SQL is a powerful language and engine used for a vast array of data related functions. Strict SQL systems can be distinguished from NoSQL systems which are ‘Not Only’ SQL but include some extra ability. However, almost all database systems are built on the logic and assumptions of SQL.

SQL Server

SQL servers are computers configured to deliver data in the way descibed above. A computer may be especially configured to be an SQL server, but server software may also be installed on a normal PC. The following details relate to a Microsoft Windows install of MS SQL.

The default MSSQL port is 1433. The commands net stop <service> and net start <service> can be used to control the server where <service> is the service name (mssqlserver).

To access the server as a client a user must use client tools. The Microsoft client tool is SQL Server Management Service (SSMS) but there are many alternatives. SSMS uses T-SQL, the MSSQL language variant.

The default tables included in an SQL server are;

master: Central database, contains user info
MSDB: Automated system jobs
model: Template database
tempdb: Stores temporary tables, shared by all users

Pages are the fundamental unit of data in SQL, they are 8KB in size including a 96 byte header.
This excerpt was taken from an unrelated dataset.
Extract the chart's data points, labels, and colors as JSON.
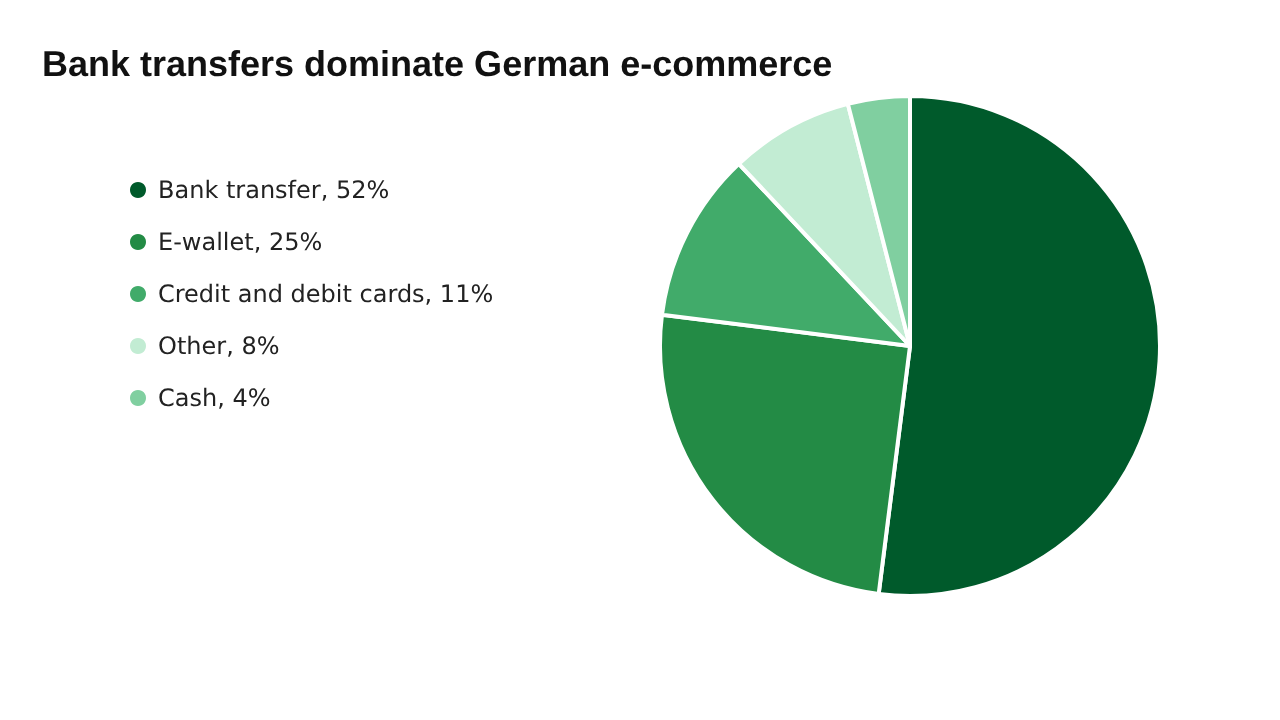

When SQL performs disk I/O operations they are always on whole pages. An extent is a collection of eight physically contiguous pages. A large table could be spread over a single uniform extent, alternatively a mixed extent can hold data from multiple seperate tables. The allocation of uniform extents is recorded in a Global Allocation Map (GAM), mixed extents are recorded in a Shared GAM (SGAM).

Keys are unique identifiers for users or instances of an entity. There could be multiple candidate keys from which one primary key is chosen. Keys can also either be readable business keys or indexed surrogate keys. The choice of key is mostly up to the user.
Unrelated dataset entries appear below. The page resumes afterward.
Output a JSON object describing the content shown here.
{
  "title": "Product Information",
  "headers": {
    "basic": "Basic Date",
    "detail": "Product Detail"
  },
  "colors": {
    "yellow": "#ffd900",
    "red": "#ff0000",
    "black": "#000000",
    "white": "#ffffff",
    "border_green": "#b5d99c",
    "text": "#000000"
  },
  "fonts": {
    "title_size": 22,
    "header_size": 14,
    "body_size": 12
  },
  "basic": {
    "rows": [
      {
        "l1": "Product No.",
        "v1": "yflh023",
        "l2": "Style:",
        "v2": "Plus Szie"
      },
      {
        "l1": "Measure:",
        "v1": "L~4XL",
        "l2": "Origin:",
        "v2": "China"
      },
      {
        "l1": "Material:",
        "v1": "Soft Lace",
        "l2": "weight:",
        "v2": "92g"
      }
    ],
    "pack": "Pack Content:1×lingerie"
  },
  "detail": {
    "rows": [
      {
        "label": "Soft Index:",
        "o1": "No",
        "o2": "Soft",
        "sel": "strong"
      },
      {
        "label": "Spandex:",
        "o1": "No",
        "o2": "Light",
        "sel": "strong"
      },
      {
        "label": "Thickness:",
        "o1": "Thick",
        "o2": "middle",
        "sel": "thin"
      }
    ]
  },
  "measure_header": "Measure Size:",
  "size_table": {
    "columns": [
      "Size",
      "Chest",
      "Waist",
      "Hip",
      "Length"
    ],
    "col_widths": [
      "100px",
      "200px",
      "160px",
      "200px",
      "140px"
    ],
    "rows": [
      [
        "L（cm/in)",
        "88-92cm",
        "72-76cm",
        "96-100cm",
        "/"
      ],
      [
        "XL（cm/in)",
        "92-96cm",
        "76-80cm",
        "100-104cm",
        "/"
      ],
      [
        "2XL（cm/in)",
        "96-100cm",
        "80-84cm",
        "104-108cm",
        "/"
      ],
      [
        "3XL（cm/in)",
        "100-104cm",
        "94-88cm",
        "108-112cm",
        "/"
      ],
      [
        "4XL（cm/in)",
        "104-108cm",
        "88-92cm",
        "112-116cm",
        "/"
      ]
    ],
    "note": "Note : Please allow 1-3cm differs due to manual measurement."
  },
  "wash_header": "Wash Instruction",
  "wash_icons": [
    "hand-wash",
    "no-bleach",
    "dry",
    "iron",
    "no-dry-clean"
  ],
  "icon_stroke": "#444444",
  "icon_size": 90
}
Collation defines the encoding of the SQL language type. For example CI_AS is english, case insensitive & accent sensitive. The user should be aware of the exact collation of the language flavour before setting up an SQL server.

Note: collation relates to the data within tables. The case sensitivity of object names in SQL is a different thing, MSSQL is non case sensitive wheras Oracle and MySQL both are.